L’Occitane chairman revises privatization bid to garner support from skeptical shareholders
18 Jun 2024 --- L’Occitane updates its privatization bid, offering shareholders the option of receiving HK$34 (US$4.35) per share in cash or ten shares in the new private company for every share held.
Billionaire chairman Reinold Geiger made the initial privatization bid in April with Blackstone and Goldman Sachs. Geiger currently owns over 70% of L’Occitane’s shares. For the offer to succeed, the company needs the consent of at least 90% of minority shareholders.
The takeover is worth HK$13.91 billion (US$1.8 billion), while L’Occitane International’s total equity is valued at US$6.4 billion. Geiger reportedly attempted a buyout twice in the last year.
Hesitant to leave
The conglomerate owns L’Occitane en Provence, the Gen-Z body and fragrance line Sol de Janeiro and skin care line Elemis.
Given the success of L’Occitane’s brands, such as Sol de Janeiro, which is expected to reach US$1 billion in retail sales this financial year, some shareholders may feel that the current cash offer undervalues the firm.

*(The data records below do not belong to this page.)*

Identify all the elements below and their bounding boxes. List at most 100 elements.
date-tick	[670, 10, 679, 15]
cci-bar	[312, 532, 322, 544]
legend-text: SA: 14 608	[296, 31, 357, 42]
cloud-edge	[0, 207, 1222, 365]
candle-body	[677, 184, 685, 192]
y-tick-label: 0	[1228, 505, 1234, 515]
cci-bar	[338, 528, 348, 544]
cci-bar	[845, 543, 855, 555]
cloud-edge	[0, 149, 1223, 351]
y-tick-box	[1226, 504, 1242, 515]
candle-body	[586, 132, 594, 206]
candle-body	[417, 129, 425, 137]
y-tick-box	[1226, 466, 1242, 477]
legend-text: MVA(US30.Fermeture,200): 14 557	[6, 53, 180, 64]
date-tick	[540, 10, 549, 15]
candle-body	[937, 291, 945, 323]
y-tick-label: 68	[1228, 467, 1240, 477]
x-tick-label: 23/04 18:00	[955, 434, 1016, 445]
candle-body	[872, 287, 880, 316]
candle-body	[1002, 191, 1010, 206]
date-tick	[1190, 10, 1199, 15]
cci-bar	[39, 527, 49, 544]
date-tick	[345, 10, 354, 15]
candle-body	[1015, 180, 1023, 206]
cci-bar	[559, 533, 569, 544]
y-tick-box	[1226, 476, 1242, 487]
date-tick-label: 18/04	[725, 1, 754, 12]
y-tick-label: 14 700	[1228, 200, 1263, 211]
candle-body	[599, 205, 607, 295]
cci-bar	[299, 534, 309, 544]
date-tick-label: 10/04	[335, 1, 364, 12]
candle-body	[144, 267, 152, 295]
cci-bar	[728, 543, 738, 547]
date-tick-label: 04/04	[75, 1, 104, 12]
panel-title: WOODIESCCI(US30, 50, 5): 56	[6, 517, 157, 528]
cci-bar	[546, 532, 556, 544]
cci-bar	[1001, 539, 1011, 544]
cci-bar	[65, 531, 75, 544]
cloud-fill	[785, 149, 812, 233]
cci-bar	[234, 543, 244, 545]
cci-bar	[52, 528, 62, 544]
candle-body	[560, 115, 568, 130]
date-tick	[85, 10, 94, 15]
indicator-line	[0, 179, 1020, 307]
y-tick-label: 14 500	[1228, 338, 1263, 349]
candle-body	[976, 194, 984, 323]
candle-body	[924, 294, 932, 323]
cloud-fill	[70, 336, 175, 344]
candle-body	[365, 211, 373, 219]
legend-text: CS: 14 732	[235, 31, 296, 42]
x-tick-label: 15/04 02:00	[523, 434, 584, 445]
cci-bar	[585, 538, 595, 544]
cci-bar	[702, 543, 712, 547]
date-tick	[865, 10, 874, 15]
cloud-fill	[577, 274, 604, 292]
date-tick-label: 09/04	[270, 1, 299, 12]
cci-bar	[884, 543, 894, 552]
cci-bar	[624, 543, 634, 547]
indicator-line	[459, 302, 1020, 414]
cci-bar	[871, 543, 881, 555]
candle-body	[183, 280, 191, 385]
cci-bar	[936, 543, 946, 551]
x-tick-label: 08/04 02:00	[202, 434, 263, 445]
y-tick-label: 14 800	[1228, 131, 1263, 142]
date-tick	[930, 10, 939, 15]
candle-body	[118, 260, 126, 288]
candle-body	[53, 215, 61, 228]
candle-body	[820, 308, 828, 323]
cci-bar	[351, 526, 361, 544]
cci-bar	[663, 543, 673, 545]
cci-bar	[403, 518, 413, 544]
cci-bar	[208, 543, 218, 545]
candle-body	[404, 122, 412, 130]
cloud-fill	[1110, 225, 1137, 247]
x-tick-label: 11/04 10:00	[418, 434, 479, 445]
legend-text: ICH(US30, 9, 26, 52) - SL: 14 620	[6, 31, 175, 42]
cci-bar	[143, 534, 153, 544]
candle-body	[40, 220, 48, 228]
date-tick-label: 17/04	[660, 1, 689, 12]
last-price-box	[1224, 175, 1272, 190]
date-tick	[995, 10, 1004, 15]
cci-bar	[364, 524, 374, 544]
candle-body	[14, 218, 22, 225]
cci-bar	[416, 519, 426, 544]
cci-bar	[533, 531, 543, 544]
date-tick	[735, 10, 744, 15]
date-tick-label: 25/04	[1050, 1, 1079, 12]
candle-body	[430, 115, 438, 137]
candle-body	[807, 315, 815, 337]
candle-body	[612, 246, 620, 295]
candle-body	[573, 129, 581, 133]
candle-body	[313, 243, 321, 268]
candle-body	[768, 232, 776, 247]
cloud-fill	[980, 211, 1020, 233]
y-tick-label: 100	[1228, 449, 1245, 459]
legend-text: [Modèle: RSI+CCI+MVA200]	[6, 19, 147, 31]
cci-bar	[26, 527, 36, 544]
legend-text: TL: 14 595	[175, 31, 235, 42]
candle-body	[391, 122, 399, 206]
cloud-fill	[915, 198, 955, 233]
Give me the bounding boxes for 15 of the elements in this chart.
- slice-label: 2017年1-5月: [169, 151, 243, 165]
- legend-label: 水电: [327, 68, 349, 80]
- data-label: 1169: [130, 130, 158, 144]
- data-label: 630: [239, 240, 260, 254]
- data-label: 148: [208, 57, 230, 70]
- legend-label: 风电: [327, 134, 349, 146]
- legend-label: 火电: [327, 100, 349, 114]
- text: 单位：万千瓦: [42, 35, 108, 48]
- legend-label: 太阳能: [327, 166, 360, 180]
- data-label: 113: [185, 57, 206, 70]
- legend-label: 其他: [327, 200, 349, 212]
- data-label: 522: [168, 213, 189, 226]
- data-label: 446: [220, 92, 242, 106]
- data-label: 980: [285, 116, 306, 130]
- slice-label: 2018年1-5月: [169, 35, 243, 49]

The revised offer aims to sway these shareholders, who are reluctant to accept the original cash bid. L’Occitane hopes to incentivize shareholders to support the privatization by offering equity in the new private company.
The company has been listed in Hong Kong since 2010. At the time, it was one of the first Western companies to sell primary shares in the Asian financial hub.
Biological beauty company Grown Alchemist recently left L’Occitane Group to become a privately held company after saying it needed more flexibility. Andre Hoffmann, the former vice-chairman and CEO of L’Occitane International, acquired a majority controlling stake, with Grown Alchemist’s CEO, Anna Teal, taking on a minority shareholder role. The purchase price was €28 million (US$30.4 million).